Онуфриенко понимающе кивнул, не спеша допил свой чай, потом поднялся с места и направился в сторону рюкзака.
— Вы, надеюсь, не за перловкой? — Александра вытянула шею, пытаясь рассмотреть, что кормилец вынимает из дорожного мешка.
— Нет, сегодня на ужин гречка, — повернул голову Сашечка со счастливой улыбкой шеф-повара, приготовившего сюрприз для гостя. Слово «гречка» в его устах прозвучало как «лангусты», а глаза лучились детским простодушием и открытостью.

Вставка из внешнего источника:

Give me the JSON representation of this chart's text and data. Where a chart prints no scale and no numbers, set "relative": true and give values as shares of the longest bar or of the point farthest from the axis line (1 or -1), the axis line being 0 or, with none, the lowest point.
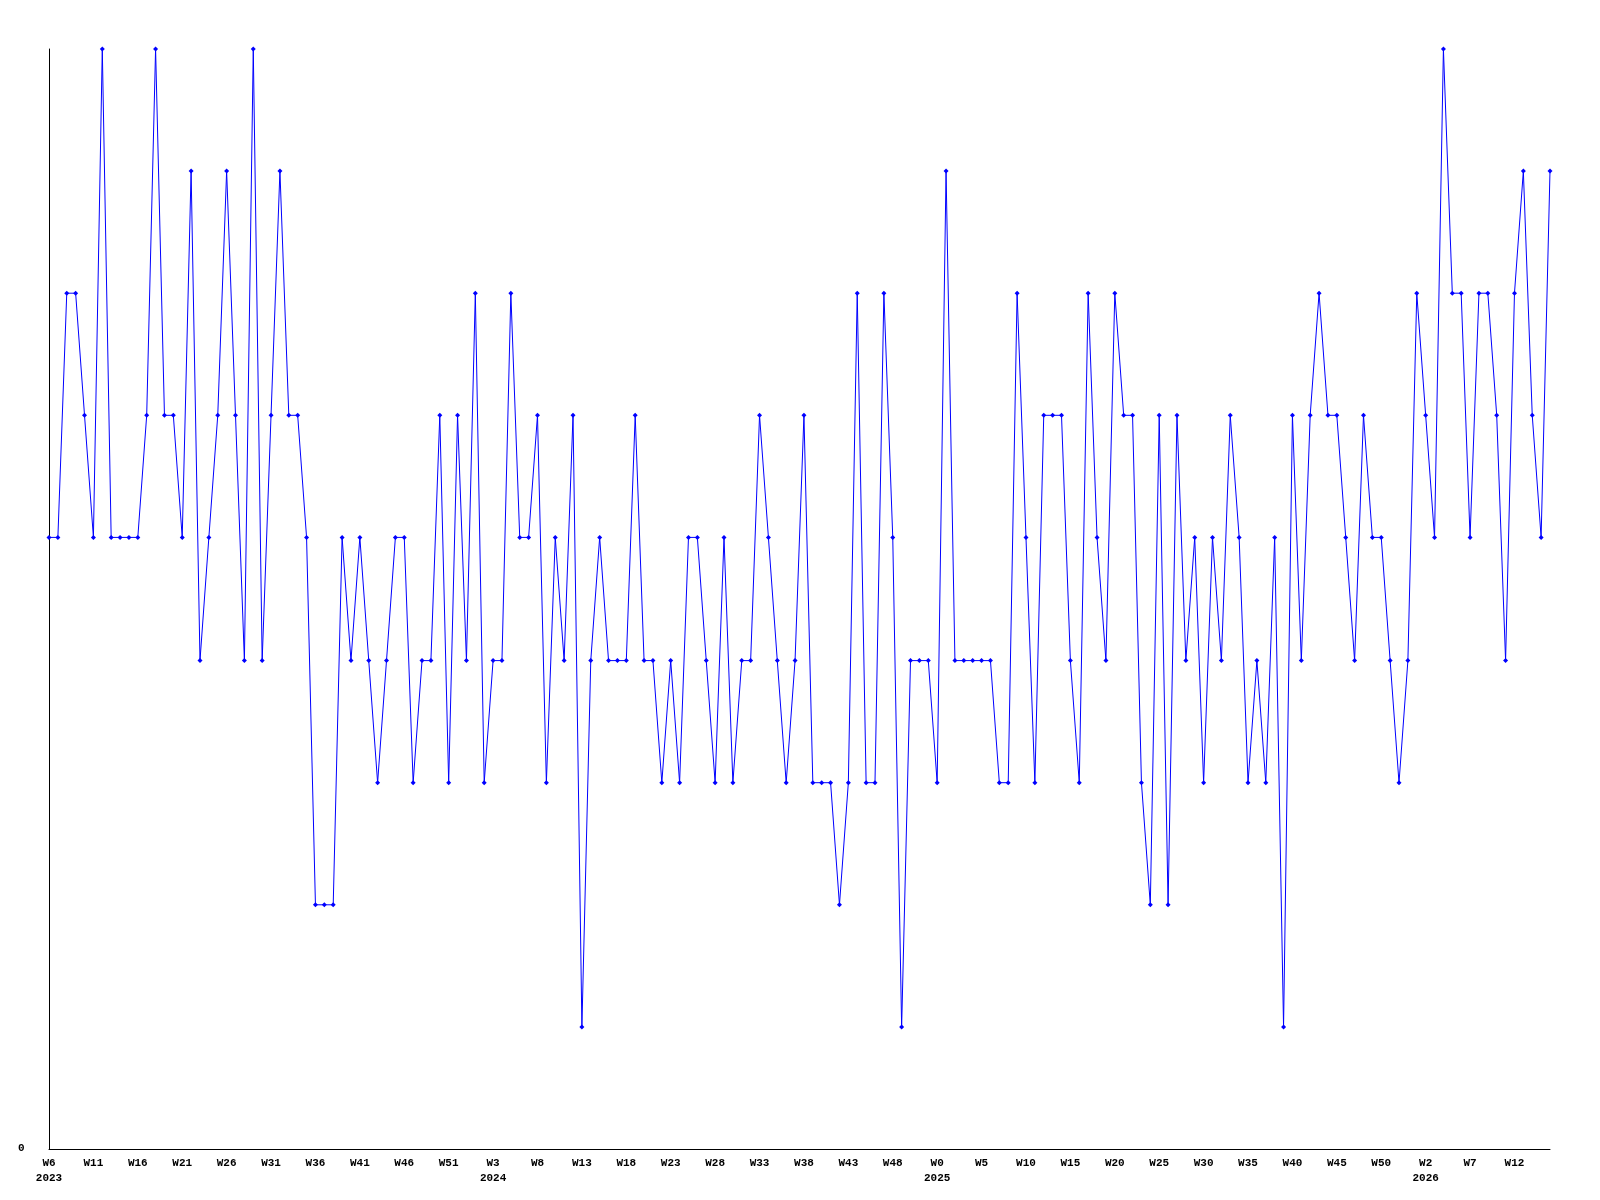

Любительница каш, не говоря ни слова, принялась оглядываться по сторонам. В поисках чего-нибудь увесистого. Орудие протеста — колонка от походной стереосистемы подвернулось под руку почти сразу. Онуфриенко, даже не заходя на тонкие планы, почувствовал опасность, и мгновенно осознав, что от грозящего возмездия можно спастись только бегством, благоразумно ретировался за дверь, откуда и раздался его голос:
— Александра-а! Я пошутил. Собирайся-ка поскорее. Пойдем ужинать. В кафе на площадь.
— Уже иду, Сашуля, дорогой! — давясь от смеха, ласково сообщила она, водружая орудие войны на место.
Сфинкс на площади встретил ее доброй усмешкой. Показалось, даже подмигнул…
Феерическое световое шоу на плато Гиза закончилось. Возбужденные туристы разъехались на автобусах. Местные торговцы тоже угомонились, отправившись по домам подсчитывать выручку и набираться сил на завтра. Ночь и тишина, будто стараясь наверстать упущенное время, выскочили из пустыни, жадно овладев обезлюдевшим пространством вокруг пирамид, которое отдалось им безропотно и охотно.
Александра, завернувшись в шаль, расслабленно сидела в пластиковом кресле на плоской крыше дома Гуды лицом к лицу с дремлющим Сфинксом, жевала козий сыр и питу, отрывая от круглого ароматного хлеба, прихваченного про запас с собой из кафе, по небольшому кусочку, прислушивалась к цикадным звукам восточной ночи и набивала на мобильнике сообщение Вадиму:
«У меня все ОК. Была в пирамиде. Выжила. Похудела».
Последнее было уже самообманом.
На крыше появился Онуфриенко с крохотным глиняным чайничком и двумя малюсенькими чашечками в руках.